Habibatou Bâ, 38 ans, gérante d’un multiservice, insiste sur le sens de son geste. « Dans la religion, on nous demande de garder les mosquées propres. Même un petit geste compte », relève-t-elle.
Derrière cet engagement, il y a toute une organisation. Quand il manque du matériel, les femmes se cotisent. « Chacune donne un peu selon ses moyens. On ne peut pas laisser la mosquée dans un mauvais état », explique-t-elle.
Peu à peu, la mosquée change. Le plancher est lavé, encore légèrement humide. Les traces disparaissent. Les tapis sont remis en place, bien alignés. Une odeur discrète de parfum flotte dans l’air. L’espace devient plus propre, plus apaisant.
Une présence discrète,mais essentielle
À 16 h 30, quand les fidèles commencent à arriver, certains ralentissent. Ils regardent autour d’eux, prennent le temps. « Qu’Allah vous récompense », lance un homme en passant.
Les femmes disent qu’elles sont habituées à faire ce travail bénévole pour entretenir la mosquée. Habibatou Bâ confie que même l’imam ne manque pas de les encourager. « Il nous regarde souvent avec fierté », se réjouit-elle.
Oumy Mendy s’active aussi dans le nettoyage des mosquées, parallèlement à son activité professionnelle. Le déclic est né le jour où elle a inhalé de la poussière en se prosternant. « Quand tu pries et que tu poses ton front, et que ça sent la poussière, tu veux juste finir vite », raconte-t-elle.
Depuis, elle continue, avec la même intention. « Si c’est propre, tu prends ton temps. Tu te sens bien dans ta prière ». Elle espère, comme les autres, une récompense divine.
À la mosquée des Maristes, le nettoyage est terminé à notre arrivée. Le plancher est propre. Les tapis sont bien alignés. Les femmes rassemblent leurs affaires, certaines s’apprêtent à partir.
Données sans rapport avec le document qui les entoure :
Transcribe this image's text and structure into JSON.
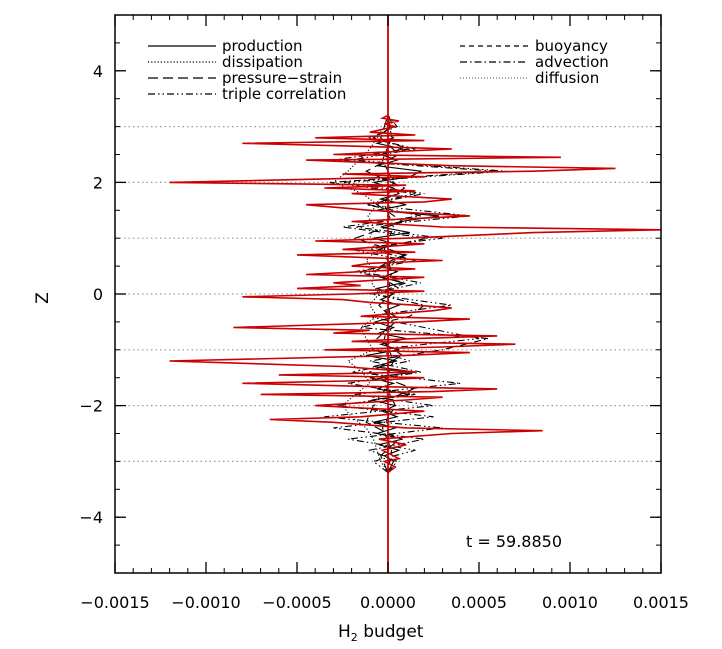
{
  "chart_data": {
    "type": "line",
    "title": "",
    "xlabel_main": "H",
    "xlabel_sub": "2",
    "xlabel_suffix": " budget",
    "ylabel": "Z",
    "xlim": [
      -0.0015,
      0.0015
    ],
    "ylim": [
      -5,
      5
    ],
    "xticks": [
      -0.0015,
      -0.001,
      -0.0005,
      0.0,
      0.0005,
      0.001,
      0.0015
    ],
    "xtick_labels": [
      "−0.0015",
      "−0.0010",
      "−0.0005",
      "0.0000",
      "0.0005",
      "0.0010",
      "0.0015"
    ],
    "yticks": [
      -4,
      -2,
      0,
      2,
      4
    ],
    "ytick_labels": [
      "−4",
      "−2",
      "0",
      "2",
      "4"
    ],
    "hlines": [
      -3,
      -1,
      1,
      3,
      -2,
      0,
      2
    ],
    "annotation": "t  =  59.8850",
    "legend_placement": "top",
    "legend": {
      "left": [
        "production",
        "dissipation",
        "pressure−strain",
        "triple correlation"
      ],
      "right": [
        "buoyancy",
        "advection",
        "diffusion"
      ]
    },
    "series": [
      {
        "name": "production",
        "style": "solid",
        "color": "#000000",
        "z": [
          -3.2,
          -3.0,
          -2.9,
          -2.8,
          -2.7,
          -2.6,
          -2.5,
          -2.4,
          -2.3,
          -2.2,
          -2.1,
          -2.0,
          -1.9,
          -1.8,
          -1.7,
          -1.6,
          -1.5,
          -1.4,
          -1.3,
          -1.2,
          -1.1,
          -1.0,
          -0.9,
          -0.8,
          -0.7,
          -0.6,
          -0.5,
          -0.4,
          -0.3,
          -0.2,
          -0.1,
          0.0,
          0.1,
          0.2,
          0.3,
          0.4,
          0.5,
          0.6,
          0.7,
          0.8,
          0.9,
          1.0,
          1.1,
          1.2,
          1.3,
          1.4,
          1.5,
          1.6,
          1.7,
          1.8,
          1.9,
          2.0,
          2.1,
          2.2,
          2.3,
          2.4,
          2.5,
          2.6,
          2.7,
          2.8,
          2.9,
          3.0,
          3.2
        ],
        "values": [
          0.0,
          3e-05,
          -2e-05,
          6e-05,
          -5e-05,
          8e-05,
          -6e-05,
          4e-05,
          -8e-05,
          5e-05,
          -3e-05,
          4e-05,
          -9e-05,
          0.00012,
          -6e-05,
          3e-05,
          -0.0001,
          0.00015,
          -8e-05,
          5e-05,
          -0.00012,
          6e-05,
          -4e-05,
          0.0001,
          -5e-05,
          3e-05,
          -7e-05,
          4e-05,
          -2e-05,
          6e-05,
          -4e-05,
          3e-05,
          -6e-05,
          8e-05,
          -3e-05,
          5e-05,
          -4e-05,
          2e-05,
          9e-05,
          -5e-05,
          4e-05,
          -8e-05,
          0.00012,
          -4e-05,
          7e-05,
          0.00028,
          -6e-05,
          0.0001,
          -4e-05,
          6e-05,
          3e-05,
          -8e-05,
          0.00012,
          0.00018,
          -6e-05,
          5e-05,
          -4e-05,
          8e-05,
          -6e-05,
          3e-05,
          -2e-05,
          1e-05,
          0.0
        ]
      },
      {
        "name": "dissipation",
        "style": "dotted",
        "color": "#000000",
        "z": [
          -3.2,
          -3.0,
          -2.8,
          -2.6,
          -2.4,
          -2.2,
          -2.0,
          -1.8,
          -1.6,
          -1.4,
          -1.2,
          -1.0,
          -0.8,
          -0.6,
          -0.4,
          -0.2,
          0.0,
          0.2,
          0.4,
          0.6,
          0.8,
          1.0,
          1.2,
          1.4,
          1.6,
          1.8,
          2.0,
          2.2,
          2.4,
          2.6,
          2.8,
          3.0,
          3.2
        ],
        "values": [
          0.0,
          -4e-05,
          -6e-05,
          -8e-05,
          -0.00012,
          -0.0002,
          -0.00025,
          -0.00018,
          -0.0001,
          -0.00014,
          -0.00022,
          -8e-05,
          -0.00012,
          -0.00015,
          -6e-05,
          -0.0001,
          -5e-05,
          -9e-05,
          -7e-05,
          -0.00012,
          -6e-05,
          -0.0001,
          -8e-05,
          -0.00011,
          -6e-05,
          -0.00014,
          -0.0003,
          -0.00022,
          -0.00016,
          -0.0001,
          -6e-05,
          -2e-05,
          0.0
        ]
      },
      {
        "name": "pressure−strain",
        "style": "longdash",
        "color": "#000000",
        "z": [
          -3.2,
          -2.9,
          -2.6,
          -2.3,
          -2.0,
          -1.7,
          -1.4,
          -1.1,
          -0.8,
          -0.5,
          -0.2,
          0.1,
          0.4,
          0.7,
          1.0,
          1.3,
          1.6,
          1.9,
          2.2,
          2.5,
          2.8,
          3.2
        ],
        "values": [
          0.0,
          -4e-05,
          6e-05,
          -0.00012,
          -8e-05,
          0.00014,
          -0.0001,
          8e-05,
          -6e-05,
          4e-05,
          -5e-05,
          6e-05,
          -8e-05,
          0.0001,
          -0.00018,
          8e-05,
          -6e-05,
          9e-05,
          -0.00012,
          6e-05,
          -4e-05,
          0.0
        ]
      },
      {
        "name": "triple correlation",
        "style": "dashdotdot",
        "color": "#000000",
        "z": [
          -3.2,
          -3.0,
          -2.8,
          -2.6,
          -2.4,
          -2.2,
          -2.0,
          -1.8,
          -1.6,
          -1.4,
          -1.2,
          -1.0,
          -0.8,
          -0.6,
          -0.4,
          -0.2,
          0.0,
          0.2,
          0.4,
          0.6,
          0.8,
          1.0,
          1.2,
          1.4,
          1.6,
          1.8,
          2.0,
          2.2,
          2.4,
          2.6,
          2.8,
          3.0,
          3.2
        ],
        "values": [
          0.0,
          -8e-05,
          0.00015,
          -0.00022,
          0.0003,
          -0.00035,
          0.00025,
          -0.00018,
          0.0004,
          -0.0002,
          0.00012,
          -8e-05,
          0.0005,
          0.0002,
          -0.00012,
          0.00035,
          -0.0001,
          0.00018,
          -0.00015,
          0.0001,
          -0.0002,
          0.0003,
          -0.00018,
          0.00045,
          -0.00012,
          0.0002,
          -0.00025,
          0.00065,
          -0.0002,
          0.00015,
          -0.0001,
          5e-05,
          0.0
        ]
      },
      {
        "name": "buoyancy",
        "style": "dashed",
        "color": "#000000",
        "z": [
          -3.2,
          -2.8,
          -2.4,
          -2.0,
          -1.6,
          -1.2,
          -0.8,
          -0.4,
          0.0,
          0.4,
          0.8,
          1.2,
          1.6,
          2.0,
          2.4,
          2.8,
          3.2
        ],
        "values": [
          0.0,
          2e-05,
          -3e-05,
          4e-05,
          -2e-05,
          3e-05,
          -2e-05,
          1e-05,
          0.0,
          2e-05,
          -2e-05,
          3e-05,
          -2e-05,
          3e-05,
          -3e-05,
          2e-05,
          0.0
        ]
      },
      {
        "name": "advection",
        "style": "dashdot",
        "color": "#000000",
        "z": [
          -3.2,
          -3.0,
          -2.8,
          -2.6,
          -2.4,
          -2.2,
          -2.0,
          -1.8,
          -1.6,
          -1.4,
          -1.2,
          -1.0,
          -0.8,
          -0.6,
          -0.4,
          -0.2,
          0.0,
          0.2,
          0.4,
          0.6,
          0.8,
          1.0,
          1.2,
          1.4,
          1.6,
          1.8,
          2.0,
          2.2,
          2.4,
          2.6,
          2.8,
          3.0,
          3.2
        ],
        "values": [
          0.0,
          5e-05,
          -0.0001,
          0.0002,
          -0.0003,
          0.00025,
          -0.00028,
          0.00015,
          -0.00022,
          0.00018,
          -0.0001,
          0.0003,
          0.00055,
          -0.00015,
          0.00012,
          0.0002,
          -8e-05,
          0.0001,
          -0.00018,
          0.00015,
          -0.0001,
          0.00022,
          -0.00025,
          0.00018,
          -0.00012,
          0.00015,
          -0.00032,
          0.0006,
          -0.0003,
          0.00012,
          -8e-05,
          3e-05,
          0.0
        ]
      },
      {
        "name": "diffusion",
        "style": "finedot",
        "color": "#777777",
        "z": [
          -3.2,
          -2.4,
          -1.6,
          -0.8,
          0.0,
          0.8,
          1.6,
          2.4,
          3.2
        ],
        "values": [
          0.0,
          1e-05,
          -1e-05,
          1e-05,
          0.0,
          -1e-05,
          1e-05,
          -1e-05,
          0.0
        ]
      },
      {
        "name": "",
        "style": "solid",
        "color": "#cc0000",
        "z": [
          -3.2,
          -3.1,
          -3.0,
          -2.95,
          -2.8,
          -2.7,
          -2.6,
          -2.5,
          -2.45,
          -2.4,
          -2.3,
          -2.25,
          -2.2,
          -2.1,
          -2.0,
          -1.9,
          -1.85,
          -1.8,
          -1.75,
          -1.7,
          -1.65,
          -1.6,
          -1.55,
          -1.5,
          -1.45,
          -1.4,
          -1.3,
          -1.2,
          -1.1,
          -1.05,
          -1.0,
          -0.95,
          -0.9,
          -0.85,
          -0.8,
          -0.75,
          -0.7,
          -0.65,
          -0.6,
          -0.5,
          -0.45,
          -0.4,
          -0.3,
          -0.25,
          -0.2,
          -0.15,
          -0.1,
          -0.05,
          0.0,
          0.05,
          0.1,
          0.15,
          0.2,
          0.3,
          0.35,
          0.45,
          0.5,
          0.55,
          0.6,
          0.7,
          0.75,
          0.8,
          0.9,
          0.95,
          1.0,
          1.1,
          1.15,
          1.2,
          1.3,
          1.4,
          1.5,
          1.6,
          1.65,
          1.7,
          1.8,
          1.85,
          1.9,
          1.95,
          2.0,
          2.05,
          2.1,
          2.15,
          2.2,
          2.25,
          2.3,
          2.4,
          2.45,
          2.5,
          2.6,
          2.65,
          2.7,
          2.75,
          2.8,
          2.85,
          2.9,
          3.0,
          3.05,
          3.1,
          3.15,
          3.2
        ],
        "values": [
          0.0,
          4e-05,
          -2e-05,
          6e-05,
          -3e-05,
          0.0001,
          -5e-05,
          0.00035,
          0.00085,
          0.0001,
          -0.0003,
          -0.00065,
          -0.00015,
          0.0002,
          -0.0004,
          0.0001,
          0.0003,
          -0.0007,
          0.00025,
          0.0006,
          -0.0002,
          -0.0008,
          -0.0001,
          0.0002,
          -0.0006,
          0.00015,
          -0.00025,
          -0.0012,
          0.0001,
          0.00045,
          -0.00035,
          0.0003,
          0.0007,
          -0.0002,
          0.00015,
          0.0006,
          -0.0003,
          -0.0001,
          -0.00085,
          0.00015,
          0.00045,
          -0.00015,
          0.00025,
          0.00035,
          0.00015,
          -0.0001,
          -0.00025,
          -0.0008,
          -0.0002,
          0.0002,
          -0.0005,
          -0.00015,
          -0.0003,
          0.0002,
          -0.00045,
          0.00015,
          -0.0002,
          -0.0001,
          0.0003,
          -0.0005,
          0.00015,
          -0.00025,
          0.0002,
          -0.0004,
          0.0001,
          0.0008,
          0.0015,
          0.0003,
          -0.0002,
          0.00045,
          -0.0001,
          -0.00045,
          0.0002,
          0.00035,
          -0.0002,
          0.00015,
          -0.00035,
          0.0001,
          -0.0012,
          -0.0005,
          0.0002,
          -0.00025,
          0.0008,
          0.00125,
          0.00035,
          -0.00045,
          0.00095,
          -0.0003,
          0.00035,
          -0.0002,
          -0.0008,
          0.0002,
          -0.0004,
          0.00015,
          -0.0001,
          4e-05,
          -2e-05,
          6e-05,
          -3e-05,
          0.0
        ]
      }
    ]
  }
}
Marième Soumaré tient encore son balai. Sa sœur jumelle Oulèye Soumaré est assise à côté d’elle. Âgées de 68 ans, elles nettoient ce lieu de culte depuis des années.
Aujourd’hui, ce n’est pas avec la même hargne pour Oulèye Soumaré. « Le diabète m’a affaiblie », murmure-t-elle. Son regard trahit une légère tristesse. Elle ne peut plus balayer comme avant. « Je n’ai plus la force », dit-elle calmement.
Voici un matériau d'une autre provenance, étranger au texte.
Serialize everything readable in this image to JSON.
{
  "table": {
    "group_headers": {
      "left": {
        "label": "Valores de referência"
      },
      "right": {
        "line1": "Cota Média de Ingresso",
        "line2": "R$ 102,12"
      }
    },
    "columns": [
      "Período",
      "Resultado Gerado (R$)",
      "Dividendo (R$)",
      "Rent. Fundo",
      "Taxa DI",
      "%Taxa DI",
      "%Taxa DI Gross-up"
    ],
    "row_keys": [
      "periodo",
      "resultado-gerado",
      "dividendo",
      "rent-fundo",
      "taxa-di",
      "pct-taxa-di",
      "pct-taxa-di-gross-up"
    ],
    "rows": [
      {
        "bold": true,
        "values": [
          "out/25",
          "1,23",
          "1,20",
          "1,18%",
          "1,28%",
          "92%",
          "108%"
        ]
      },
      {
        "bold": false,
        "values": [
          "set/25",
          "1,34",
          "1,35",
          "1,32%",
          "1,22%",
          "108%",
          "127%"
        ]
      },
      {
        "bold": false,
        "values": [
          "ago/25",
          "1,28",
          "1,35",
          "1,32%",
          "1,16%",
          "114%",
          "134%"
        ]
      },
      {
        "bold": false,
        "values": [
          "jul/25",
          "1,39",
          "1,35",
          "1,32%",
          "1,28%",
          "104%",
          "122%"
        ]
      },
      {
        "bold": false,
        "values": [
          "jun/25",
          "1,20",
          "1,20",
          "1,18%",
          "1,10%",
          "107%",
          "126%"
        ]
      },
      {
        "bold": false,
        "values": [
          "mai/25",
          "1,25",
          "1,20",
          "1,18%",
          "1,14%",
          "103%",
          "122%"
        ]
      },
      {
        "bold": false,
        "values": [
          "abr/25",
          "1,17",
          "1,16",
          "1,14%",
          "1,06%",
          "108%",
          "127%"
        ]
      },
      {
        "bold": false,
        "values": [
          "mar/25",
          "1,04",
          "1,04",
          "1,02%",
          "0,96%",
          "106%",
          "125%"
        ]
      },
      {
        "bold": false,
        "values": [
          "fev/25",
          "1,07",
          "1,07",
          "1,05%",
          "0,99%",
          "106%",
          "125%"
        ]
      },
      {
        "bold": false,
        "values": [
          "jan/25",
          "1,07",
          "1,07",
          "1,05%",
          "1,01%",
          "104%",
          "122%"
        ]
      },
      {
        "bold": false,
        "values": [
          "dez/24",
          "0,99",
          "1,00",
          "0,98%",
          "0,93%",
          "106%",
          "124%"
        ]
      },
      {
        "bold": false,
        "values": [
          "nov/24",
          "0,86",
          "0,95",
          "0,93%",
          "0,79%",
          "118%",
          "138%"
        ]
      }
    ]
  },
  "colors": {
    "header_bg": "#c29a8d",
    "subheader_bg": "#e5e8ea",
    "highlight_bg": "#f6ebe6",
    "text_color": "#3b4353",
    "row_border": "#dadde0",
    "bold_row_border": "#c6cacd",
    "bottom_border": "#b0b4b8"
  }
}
Mais elle continue de venir. « Je ne peux pas rester à la maison », ajoute-t-elle.
Marième, elle, ne s’arrête presque pas. Chaque vendredi, dans la matinée, elle balaie, lave et range, avec l’aide de deux autres femmes. « On a grandi comme ça », confie-t-elle, soulignant que c’était une recommandation de leur père.
« Il disait que la mosquée doit être propre », se souvient Oulèye. Aujourd’hui encore, cette parole reste. Elle guide leurs gestes. Malgré la fatigue. Malgré la maladie.